How can I design a table that stores subdomain metadata to avoid large partitions?-CodePudding

i try to design a table in cassandra, but im getting a lot of large partition messages. Any ideas how i could improve this "design" to prevent overloading and still can use a query like this:

select * from analytics where domain='test' and tld='com'

CREATE TABLE analytics (
    domain text,
    tld text,
    subdomain text,
    a text,
    PRIMARY KEY ((domain, tld), subdomain)
)

Also im loading this table with

update analytics set a='a' where domain='test' and tld='com' and subdomain='b';

Some partitions are over 1million rows

CodePudding user response：

How unique is a? You can include whatever makes the most sense and would give you smaller partitions, then you could create a secondary index on whichever column you leave out of the original PK and need to query. Remember that whatever you include in the PK, you'll need to use when you query records, so only include or add a column that would make sense to include in queries and would give you smaller partitions.
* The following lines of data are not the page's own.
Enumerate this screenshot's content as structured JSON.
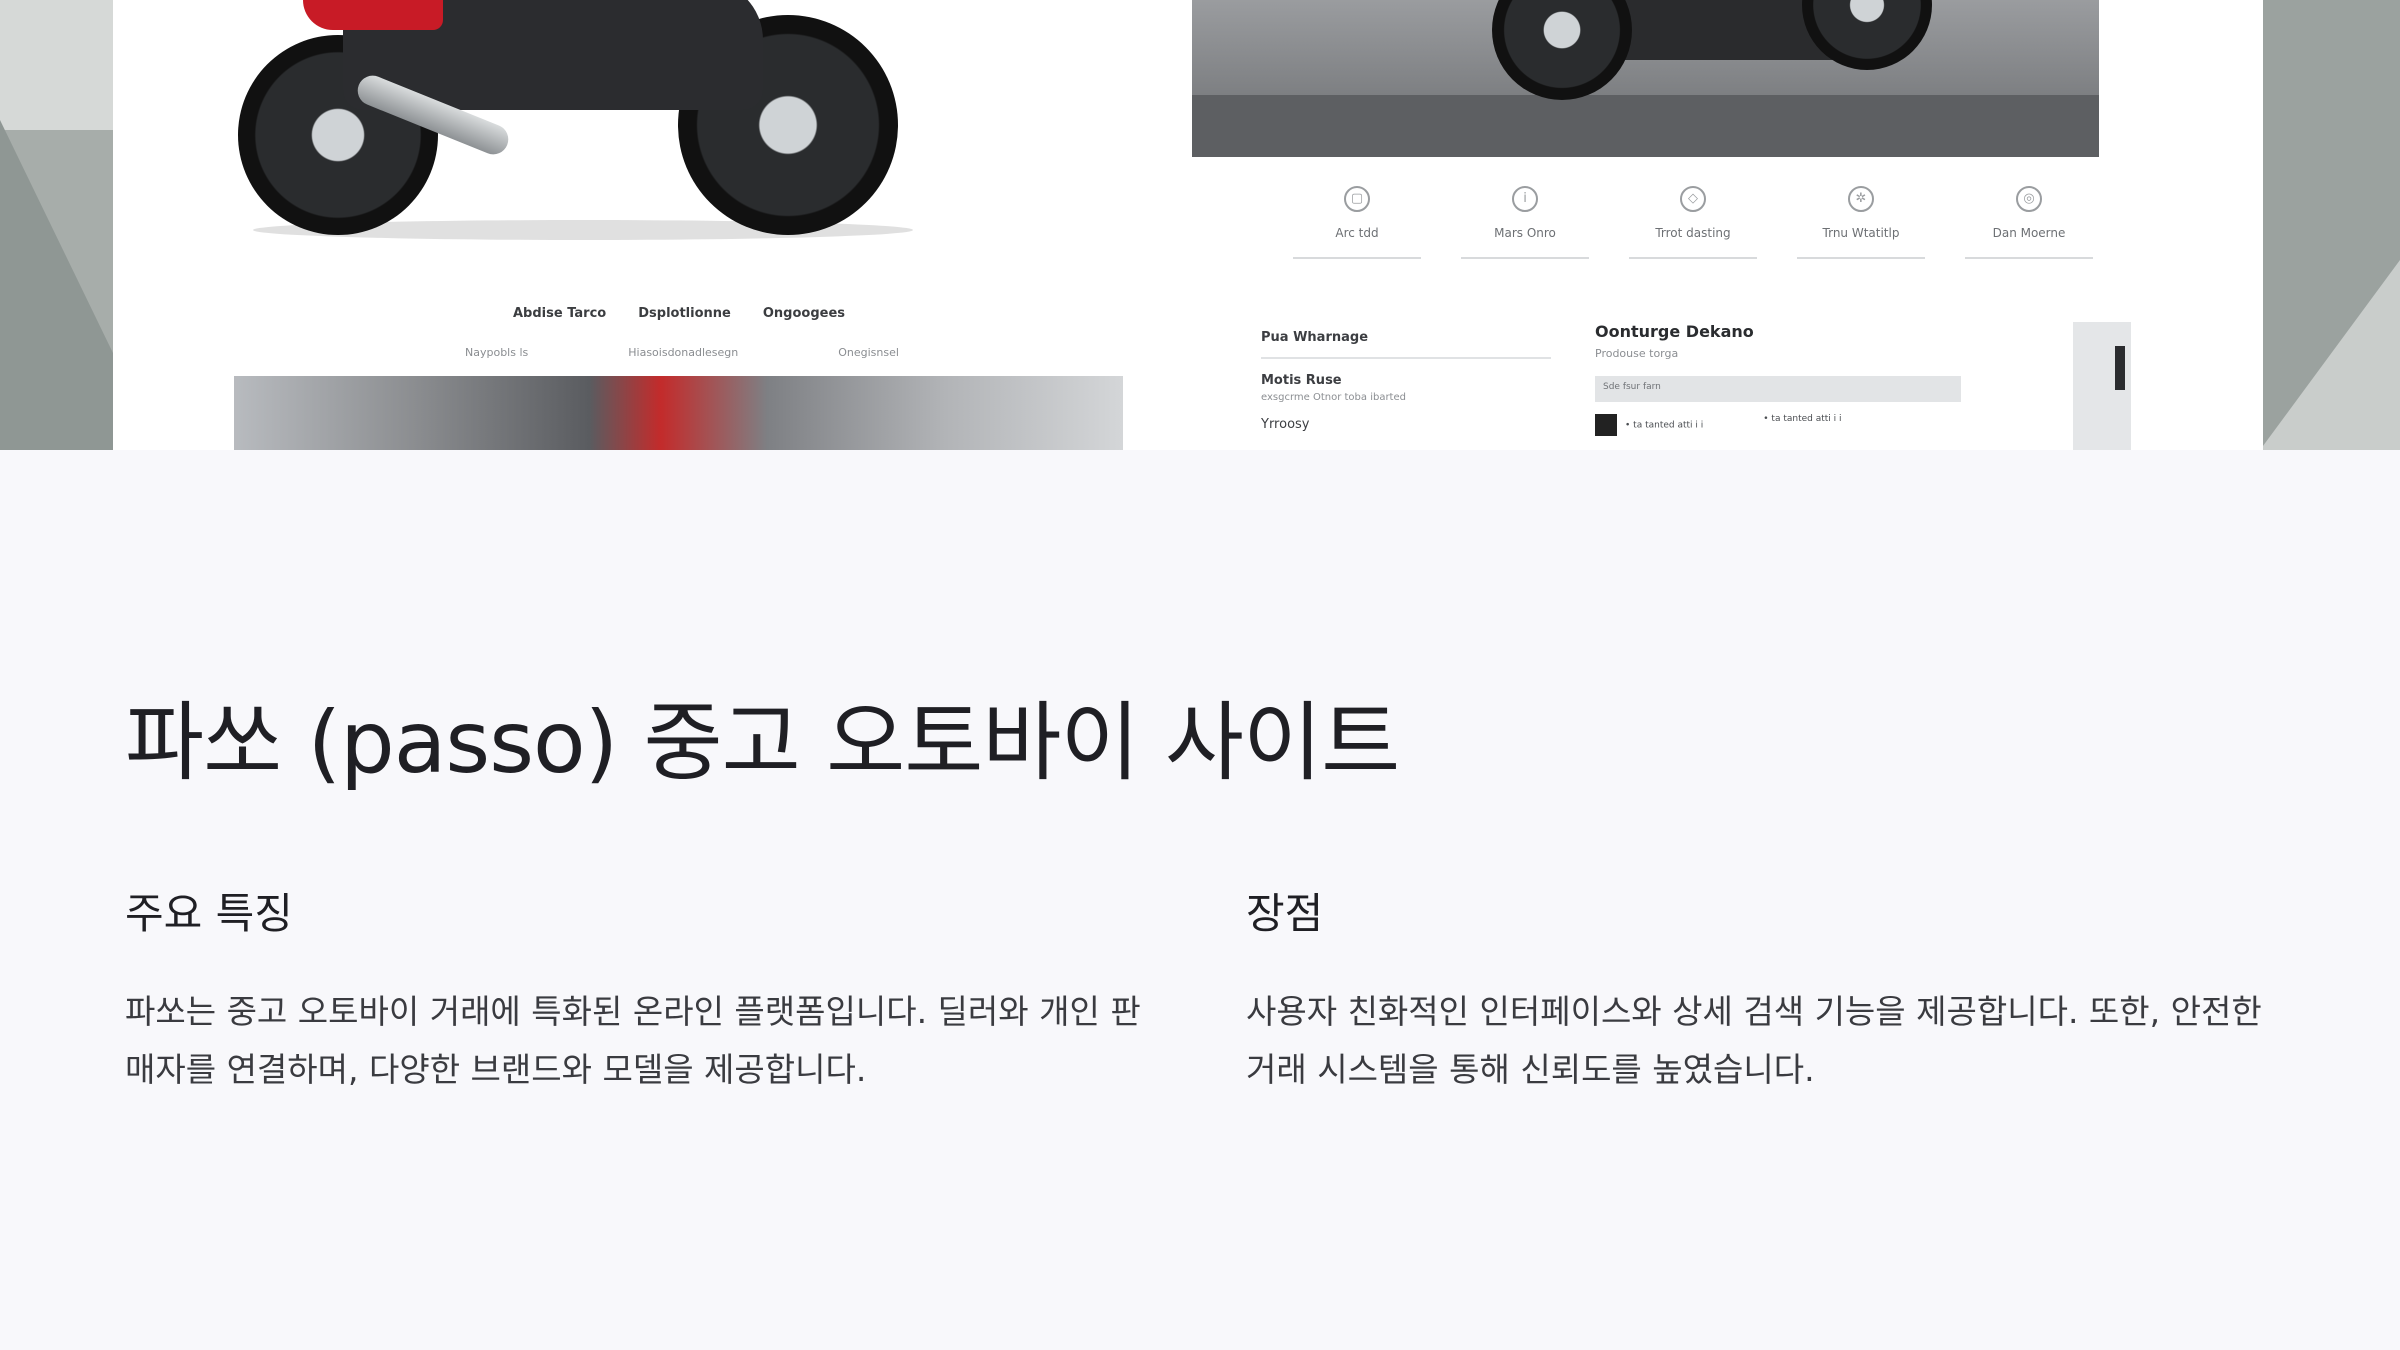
{
  "mockup": {
    "nav": [
      "Abdise Tarco",
      "Dsplotlionne",
      "Ongoogees"
    ],
    "subnav": [
      "Naypobls ls",
      "Hiasoisdonadlesegn",
      "Onegisnsel"
    ],
    "features": [
      {
        "icon": "box-icon",
        "glyph": "▢",
        "label": "Arc tdd"
      },
      {
        "icon": "info-icon",
        "glyph": "i",
        "label": "Mars Onro"
      },
      {
        "icon": "tag-icon",
        "glyph": "◇",
        "label": "Trrot dasting"
      },
      {
        "icon": "gear-icon",
        "glyph": "✲",
        "label": "Trnu Wtatitlp"
      },
      {
        "icon": "target-icon",
        "glyph": "◎",
        "label": "Dan Moerne"
      }
    ],
    "info_left": {
      "heading": "Pua Wharnage",
      "sub_heading": "Motis Ruse",
      "sub_text": "exsgcrme Otnor toba ibarted",
      "third": "Yrroosy"
    },
    "info_right": {
      "heading": "Oonturge Dekano",
      "sub": "Prodouse torga",
      "bar_text": "Sde fsur farn",
      "row_items": [
        "• ta tanted   atti i i",
        "• ta tanted   atti i i"
      ]
    }
  },
  "page": {
    "title": "파쏘 (passo) 중고 오토바이 사이트",
    "left": {
      "heading": "주요 특징",
      "body": "파쏘는 중고 오토바이 거래에 특화된 온라인 플랫폼입니다. 딜러와 개인 판매자를 연결하며, 다양한 브랜드와 모델을 제공합니다."
    },
    "right": {
      "heading": "장점",
      "body": "사용자 친화적인 인터페이스와 상세 검색 기능을 제공합니다. 또한, 안전한 거래 시스템을 통해 신뢰도를 높였습니다."
    }
  }
}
CodePudding user response：

I must be naïve but I'm very surprised to hear that some domains can have a million subdomains. In any case, I suspect that a significant majority of domains would have less than 100 subdomains so for the most part, your current table schema is going to be fine and you just need to deal with the really "large" domains.

This is a common problem for social apps and in Graph Theory it is known as the supernode problem -- a vertex with an incredibly high number of edges. In simpler terms, it's Barack Obama (the vertex or node) with over 133M followers (edges) on Twitter, or Cristiano Ronaldo with over 506M followers on Instagram.

For apps that run into the supernode problem, they typically work around it by handling the supernodes separately from the rest. In your case, you need to implement some logic in your app to detect the "super domains" and store them in a separate table.

A possible table design uses the first 2 characters of the subdomain as a bucket. For example with domain sub.domainsr.us, we use the prefix su for bucketing to make the partitions smaller:

CREATE TABLE subdomains_by_domain_tld_prefix (
    domain text,
    tld text,
    prefix text,
    subdomain text,
    a text,
    PRIMARY KEY ((domain, tld, prefix), subdomain)
)

This is just an example so the prefix doesn't have to be limited to just the first 2 characters. You can adjust it depending on the dataset.

Also if it makes it simpler for your app, you can choose to use this table for all domains. Cheers!